In Ethiopia’s busy capital Addis Ababa there is a hospital only for women. Long rows of white and light-blue sheets hang to dry in the afternoon breeze, and only a faint buzzing from the pulsating life of the capital city slips through the fence into the hospital garden. A group of women are sitting on the wide steps into one of the wards. They talk and braid each other’s hair, while an old Nokia cell phone plays music in Amharic. Suddenly one of the women rushes down to the drain groove, where she squats before it is to late and she accidentally will make her hospital dress wet. Some of the other women have a small stain on the back of their dresses, which tells that they didn’t manage to go to the drain in time.
They are all incontinent and mothers to a stillborn baby. They live with a hidden tear in their lower body and have arrived to the hospital in order to get help. Some of them have lost everything, and to them the hospital has become their only sanctuary.
They all suffer from the childbirth injury fistula.

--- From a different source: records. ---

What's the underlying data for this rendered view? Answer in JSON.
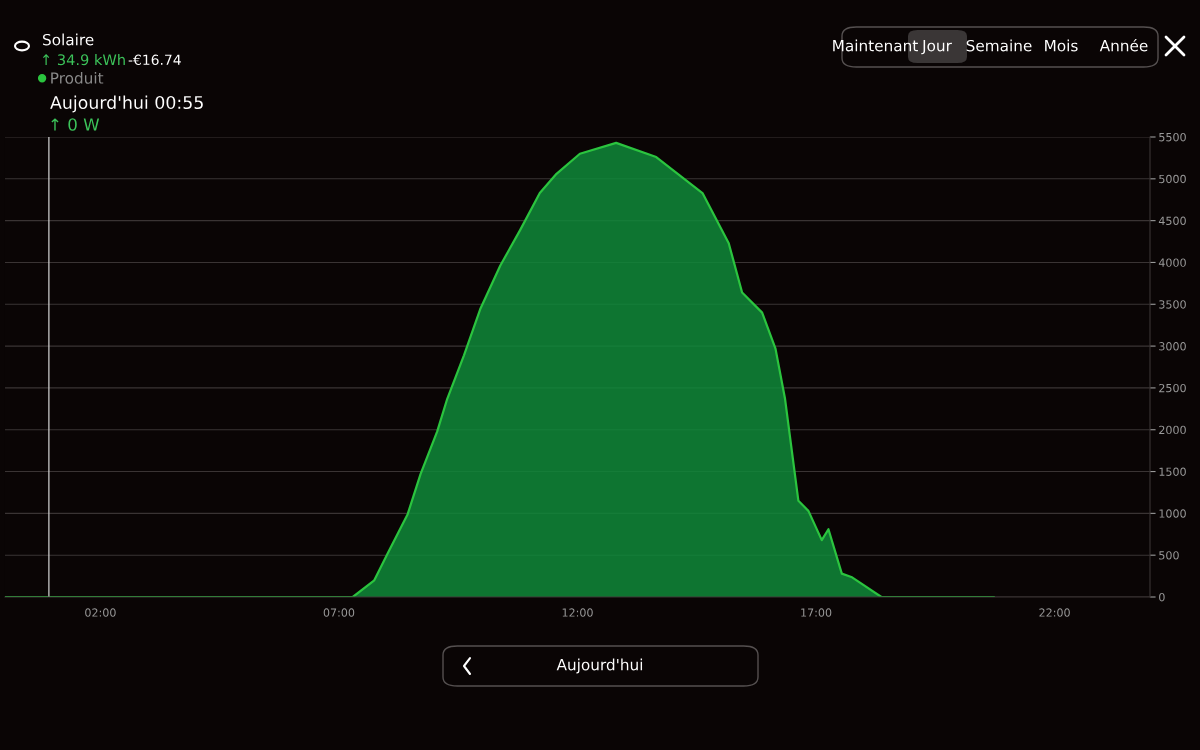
{
  "chart_data": {
    "type": "area",
    "title": "Solaire",
    "x": [
      0,
      6.98,
      7.29,
      7.74,
      8.02,
      8.44,
      8.71,
      9.06,
      9.27,
      9.62,
      9.96,
      10.38,
      10.8,
      11.21,
      11.56,
      12.05,
      12.81,
      13.65,
      14.62,
      15.17,
      15.45,
      15.87,
      16.15,
      16.35,
      16.63,
      16.84,
      17.12,
      17.26,
      17.54,
      17.74,
      18.37,
      20.73
    ],
    "series": [
      {
        "name": "Produit",
        "color": "#2bc43f",
        "values": [
          0,
          0,
          0,
          200,
          520,
          990,
          1470,
          1980,
          2370,
          2890,
          3440,
          3960,
          4390,
          4830,
          5060,
          5300,
          5430,
          5260,
          4830,
          4230,
          3640,
          3400,
          2970,
          2370,
          1150,
          1030,
          680,
          810,
          280,
          240,
          0,
          0
        ]
      }
    ],
    "xlim": [
      0,
      24
    ],
    "xticks": [
      {
        "value": 2,
        "label": "02:00"
      },
      {
        "value": 7,
        "label": "07:00"
      },
      {
        "value": 12,
        "label": "12:00"
      },
      {
        "value": 17,
        "label": "17:00"
      },
      {
        "value": 22,
        "label": "22:00"
      }
    ],
    "ylim": [
      0,
      5500
    ],
    "yticks": [
      0,
      500,
      1000,
      1500,
      2000,
      2500,
      3000,
      3500,
      4000,
      4500,
      5000,
      5500
    ],
    "grid": "y",
    "legend": "top left",
    "ref_lines": [
      {
        "axis": "x",
        "value": 0.92,
        "color": "#cfcfcf"
      }
    ],
    "annotations": [
      "↑ 34.9 kWh",
      "-€16.74",
      "Aujourd'hui 00:55",
      "↑ 0 W",
      "Maintenant",
      "Jour",
      "Semaine",
      "Mois",
      "Année",
      "Aujourd'hui"
    ]
  }
}
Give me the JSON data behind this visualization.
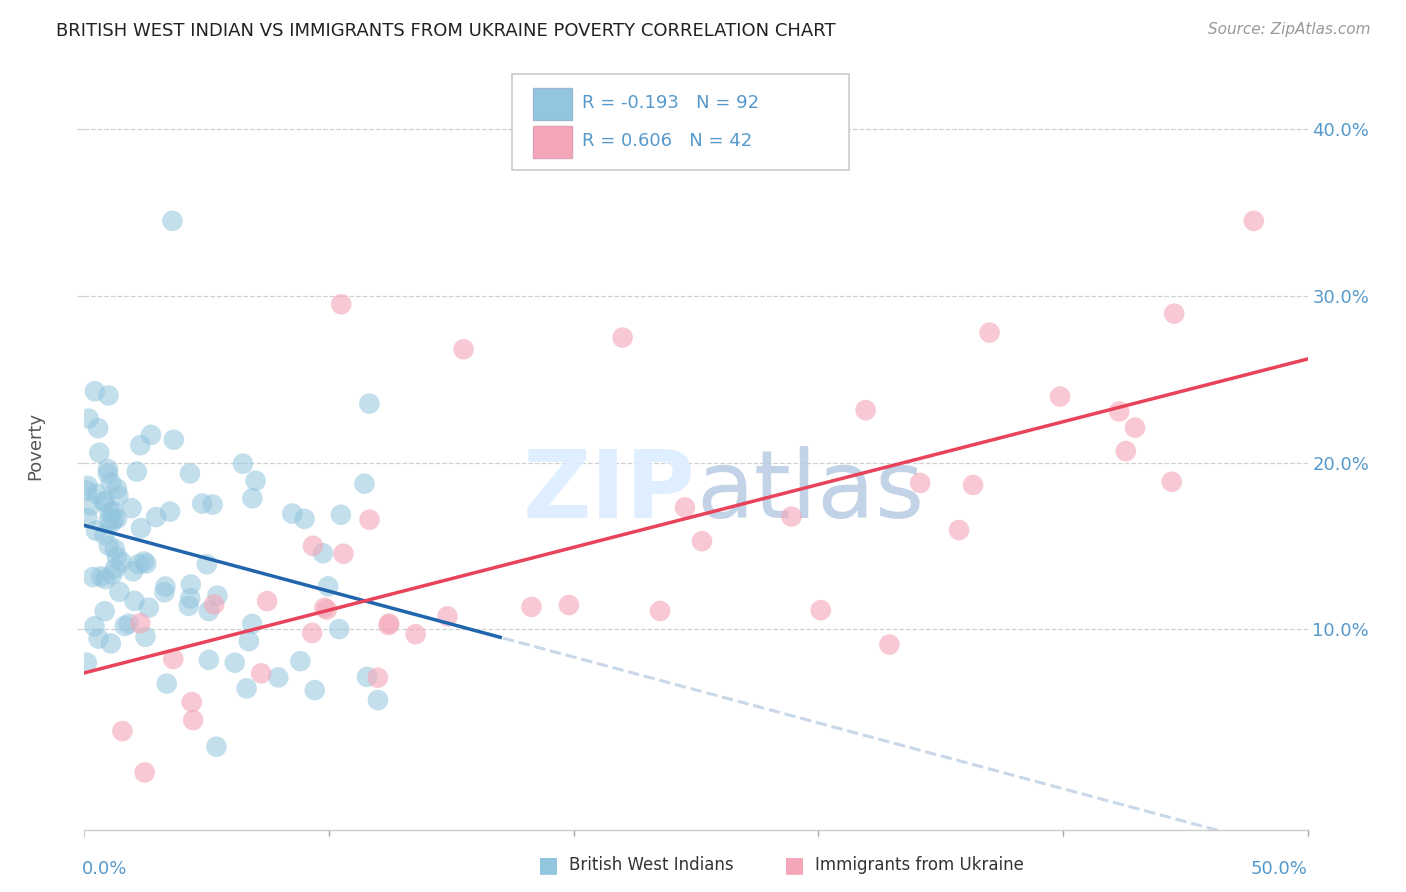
{
  "title": "BRITISH WEST INDIAN VS IMMIGRANTS FROM UKRAINE POVERTY CORRELATION CHART",
  "source": "Source: ZipAtlas.com",
  "ylabel": "Poverty",
  "ytick_values": [
    0.1,
    0.2,
    0.3,
    0.4
  ],
  "xlim": [
    0.0,
    0.5
  ],
  "ylim": [
    -0.02,
    0.44
  ],
  "legend_r1": "-0.193",
  "legend_n1": "92",
  "legend_r2": "0.606",
  "legend_n2": "42",
  "color_blue": "#92c5de",
  "color_pink": "#f4a6b8",
  "trendline_blue": "#2166ac",
  "trendline_pink": "#e8435a",
  "trendline_gray": "#c8d8e8",
  "watermark_color": "#ddeeff",
  "legend_label1": "British West Indians",
  "legend_label2": "Immigrants from Ukraine",
  "background": "#ffffff",
  "grid_color": "#d0d0d0",
  "axis_label_color": "#5599cc",
  "title_fontsize": 13,
  "source_fontsize": 11
}
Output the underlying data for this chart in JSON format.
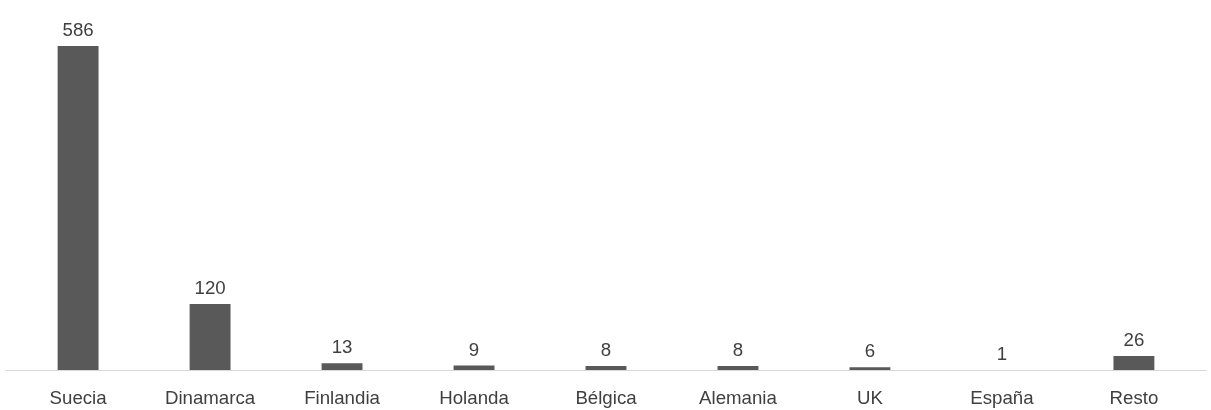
{
  "chart_data": {
    "type": "bar",
    "categories": [
      "Suecia",
      "Dinamarca",
      "Finlandia",
      "Holanda",
      "Bélgica",
      "Alemania",
      "UK",
      "España",
      "Resto"
    ],
    "values": [
      586,
      120,
      13,
      9,
      8,
      8,
      6,
      1,
      26
    ],
    "color": "#595959",
    "data_labels": true
  }
}
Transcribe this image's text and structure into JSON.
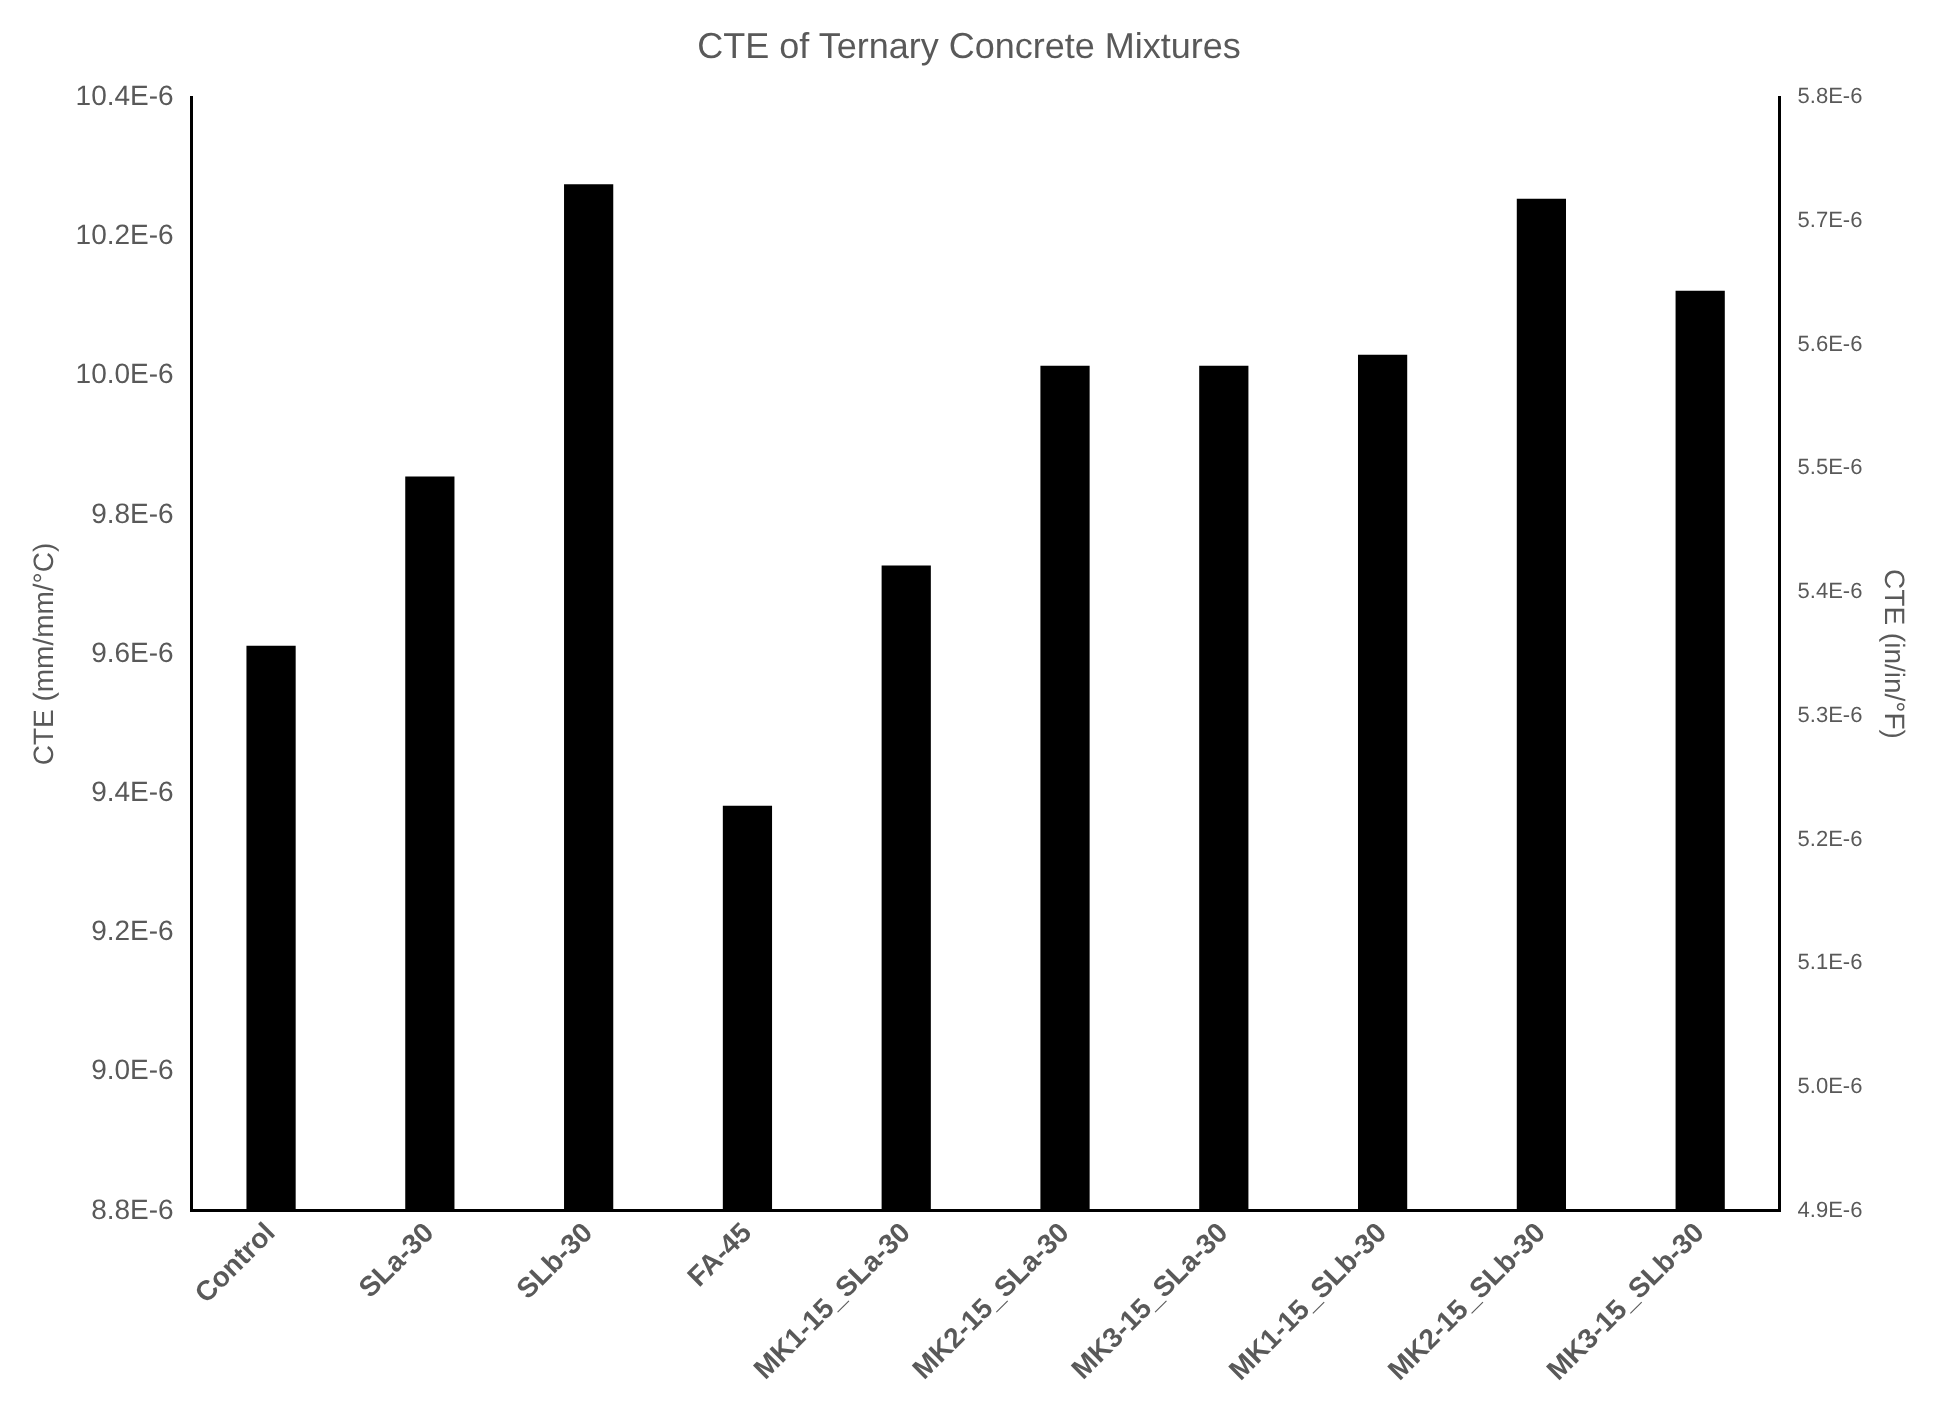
{
  "chart_data": {
    "type": "bar",
    "title": "CTE of Ternary Concrete Mixtures",
    "ylabel": "CTE (mm/mm/°C)",
    "y2label": "CTE (in/in/°F)",
    "categories": [
      "Control",
      "SLa-30",
      "SLb-30",
      "FA-45",
      "MK1-15_SLa-30",
      "MK2-15_SLa-30",
      "MK3-15_SLa-30",
      "MK1-15_SLb-30",
      "MK2-15_SLb-30",
      "MK3-15_SLb-30"
    ],
    "values": [
      9.612e-06,
      9.855e-06,
      1.0275e-05,
      9.382e-06,
      9.727e-06,
      1.0014e-05,
      1.0014e-05,
      1.003e-05,
      1.0254e-05,
      1.0122e-05
    ],
    "color": "#000000",
    "ylim": [
      8.8e-06,
      1.04e-05
    ],
    "yticks": [
      {
        "value": 8.8e-06,
        "label": "8.8E-6"
      },
      {
        "value": 9e-06,
        "label": "9.0E-6"
      },
      {
        "value": 9.2e-06,
        "label": "9.2E-6"
      },
      {
        "value": 9.4e-06,
        "label": "9.4E-6"
      },
      {
        "value": 9.6e-06,
        "label": "9.6E-6"
      },
      {
        "value": 9.8e-06,
        "label": "9.8E-6"
      },
      {
        "value": 1e-05,
        "label": "10.0E-6"
      },
      {
        "value": 1.02e-05,
        "label": "10.2E-6"
      },
      {
        "value": 1.04e-05,
        "label": "10.4E-6"
      }
    ],
    "y2lim": [
      4.9e-06,
      5.8e-06
    ],
    "y2ticks": [
      {
        "value": 4.9e-06,
        "label": "4.9E-6"
      },
      {
        "value": 5e-06,
        "label": "5.0E-6"
      },
      {
        "value": 5.1e-06,
        "label": "5.1E-6"
      },
      {
        "value": 5.2e-06,
        "label": "5.2E-6"
      },
      {
        "value": 5.3e-06,
        "label": "5.3E-6"
      },
      {
        "value": 5.4e-06,
        "label": "5.4E-6"
      },
      {
        "value": 5.5e-06,
        "label": "5.5E-6"
      },
      {
        "value": 5.6e-06,
        "label": "5.6E-6"
      },
      {
        "value": 5.7e-06,
        "label": "5.7E-6"
      },
      {
        "value": 5.8e-06,
        "label": "5.8E-6"
      }
    ],
    "grid": false,
    "legend": false
  }
}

Worldwide more than two million women and young girls live with untreated fistula. Most of them live in Asia or sub-Saharan Africa in poor areas far away from hospitals. Prolonged labour, limited access to midwifery and teenage pregnancies are some of the factors causing the injury. The women and girls are left with a hole between the birth canal and the bladder, which means that they can’t control the leaking of urine or faeces anymore.
The incontinence leaves the women in a vulnerable situation. Many experience being rejected by family members, abandoned by their husband or expelled by their local community. It is also hard for the women to work due to the incontinence, and many are pushed out into further poverty.
In most cases fistula can be cured with surgery. But many women are not aware that they can get help or it can be too difficult for them to reach a hospital performing the surgeries.
Hamlin Fistula Hospital in Ethiopia is one of the only hospitals in Africa, which entirely focuses on fistula treatment. In Ethiopia alone around 39.000 women live with untreated fistula and nearly 3700 develop the injury each year. The hospital focuses both on fistula surgeries, but has also a rehabilitation centre outside Addis Ababa. The centre works as a refuge for the women most affected by social stigmatization or incurable fistula.